The Indian Medicines Agency has approved the restricted use of two coronavirus vaccines in emergency situations, both of which will be delivered to the various vaccination centers before Saturday.

One of them is a vaccine developed by the Anglo-Swedish company AstraZeneca and Oxford University, made domestically by the Serum Institute of India (SII) and known locally as Covishield.

Another vaccine was called Covaxin Developed domestically by India’s Bharat Biotech in collaboration with the Indian State Medical Research Council. Emergency clearance has been granted as clinical trials continue.

Covaxin’s approval has reportedly been criticized by some after the regulator gave the green light shortly after asking Bharat Biotech for further analysis.

India’s Minister of Health said Tuesday the Indian government had signed procurement agreements for 11 million doses of Covishield at Indian rupees 200 ($ 2.74) per dose and 5.5 million doses of Covaxin at an average cost of Rs 206 per shot, which is likely cheaper than what it will cost in the private market.

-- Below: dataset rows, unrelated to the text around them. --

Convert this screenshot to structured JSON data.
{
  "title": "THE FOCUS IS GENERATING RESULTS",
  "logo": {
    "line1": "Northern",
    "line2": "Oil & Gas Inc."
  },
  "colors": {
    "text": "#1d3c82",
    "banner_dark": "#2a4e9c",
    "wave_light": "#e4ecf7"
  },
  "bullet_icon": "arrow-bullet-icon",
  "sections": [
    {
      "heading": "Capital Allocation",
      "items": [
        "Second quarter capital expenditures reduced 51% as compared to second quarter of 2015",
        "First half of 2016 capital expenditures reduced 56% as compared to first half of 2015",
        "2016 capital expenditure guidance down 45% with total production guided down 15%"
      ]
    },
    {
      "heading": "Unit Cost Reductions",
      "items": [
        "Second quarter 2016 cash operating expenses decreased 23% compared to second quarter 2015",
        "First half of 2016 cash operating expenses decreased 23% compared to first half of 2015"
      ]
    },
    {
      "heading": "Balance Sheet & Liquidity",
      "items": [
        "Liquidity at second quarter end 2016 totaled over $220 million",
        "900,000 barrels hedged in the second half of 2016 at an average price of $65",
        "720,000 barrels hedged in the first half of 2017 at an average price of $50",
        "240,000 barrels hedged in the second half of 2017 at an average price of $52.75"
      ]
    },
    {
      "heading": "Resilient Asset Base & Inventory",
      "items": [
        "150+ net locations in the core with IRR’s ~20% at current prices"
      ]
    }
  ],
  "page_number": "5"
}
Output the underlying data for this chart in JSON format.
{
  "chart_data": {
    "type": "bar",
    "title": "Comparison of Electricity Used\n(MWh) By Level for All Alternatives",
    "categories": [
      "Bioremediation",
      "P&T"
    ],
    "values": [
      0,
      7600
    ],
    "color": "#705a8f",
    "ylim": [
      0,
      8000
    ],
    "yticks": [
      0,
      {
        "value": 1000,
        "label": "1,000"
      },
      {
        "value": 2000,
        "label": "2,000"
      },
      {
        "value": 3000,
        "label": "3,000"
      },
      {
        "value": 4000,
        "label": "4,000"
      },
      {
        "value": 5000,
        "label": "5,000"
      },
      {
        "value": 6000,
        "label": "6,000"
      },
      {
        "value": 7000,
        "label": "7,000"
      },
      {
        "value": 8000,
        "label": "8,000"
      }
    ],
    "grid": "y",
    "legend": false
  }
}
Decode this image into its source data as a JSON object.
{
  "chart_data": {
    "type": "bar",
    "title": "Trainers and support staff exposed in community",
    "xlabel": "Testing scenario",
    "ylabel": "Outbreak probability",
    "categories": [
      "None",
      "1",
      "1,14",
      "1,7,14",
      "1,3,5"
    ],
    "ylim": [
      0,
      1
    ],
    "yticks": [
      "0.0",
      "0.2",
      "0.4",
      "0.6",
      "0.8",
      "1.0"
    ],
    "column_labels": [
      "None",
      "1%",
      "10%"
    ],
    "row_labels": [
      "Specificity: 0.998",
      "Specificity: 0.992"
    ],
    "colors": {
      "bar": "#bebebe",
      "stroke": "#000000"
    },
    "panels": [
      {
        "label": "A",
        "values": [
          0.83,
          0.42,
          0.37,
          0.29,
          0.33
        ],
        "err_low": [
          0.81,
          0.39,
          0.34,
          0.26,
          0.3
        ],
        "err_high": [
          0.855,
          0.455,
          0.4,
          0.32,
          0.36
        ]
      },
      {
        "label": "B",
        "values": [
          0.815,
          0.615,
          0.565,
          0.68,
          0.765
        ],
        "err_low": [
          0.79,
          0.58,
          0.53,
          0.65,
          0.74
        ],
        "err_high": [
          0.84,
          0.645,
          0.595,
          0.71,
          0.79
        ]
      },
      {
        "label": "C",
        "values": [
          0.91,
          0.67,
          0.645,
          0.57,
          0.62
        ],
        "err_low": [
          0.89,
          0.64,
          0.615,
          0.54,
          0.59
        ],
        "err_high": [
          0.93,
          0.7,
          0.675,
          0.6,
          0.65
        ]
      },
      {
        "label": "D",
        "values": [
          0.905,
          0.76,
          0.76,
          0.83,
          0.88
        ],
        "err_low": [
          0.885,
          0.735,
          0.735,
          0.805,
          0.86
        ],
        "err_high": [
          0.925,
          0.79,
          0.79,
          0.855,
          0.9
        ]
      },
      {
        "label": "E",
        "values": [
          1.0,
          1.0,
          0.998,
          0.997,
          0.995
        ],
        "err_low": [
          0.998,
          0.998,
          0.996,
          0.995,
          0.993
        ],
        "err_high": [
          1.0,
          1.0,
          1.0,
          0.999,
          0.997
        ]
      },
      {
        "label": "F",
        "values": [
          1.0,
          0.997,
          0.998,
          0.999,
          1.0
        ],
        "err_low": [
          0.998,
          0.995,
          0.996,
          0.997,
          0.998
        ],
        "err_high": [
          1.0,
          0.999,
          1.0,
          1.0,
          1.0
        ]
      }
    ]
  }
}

Several other candidates, including a second domestically developed vaccine from Zydus Cadila, are currently in clinical testing.

Possible risks

India currently has more than 10.5 million reported coronavirus cases, second only to the US. According to the Johns Hopkins University, more than 151,000 people have died of Covid-19 in India. However, figures reported daily show that the number of cases of active infections is decreasing.

South Asia’s largest country is also the world’s largest manufacturer of vaccines and is believed to produce about 60% of all vaccines sold worldwide.

As a result, India’s production of Covid vaccines is expected to play an important role in global immunization against the disease.

Eurasia Group’s Bery said that despite the government’s optimism, two major risks could potentially slow the launch of the vaccination campaign.

“First, vaccine production capacity will be limited even in best-case scenarios,” he said, adding that if local vaccine manufacturers cannot produce the 600 million doses needed to vaccinate the first 300 million people, “India’s vaccination schedule – and the export of vaccines to other countries could be significantly delayed. “

The second risk is that India’s vaccination campaign is highly dependent on state governments, “whose capacities and expertise vary widely,” Bery said. “Effective coordination between the central government and the state government is required, which has not been (Prime Minister Narendra) Modi’s strength.”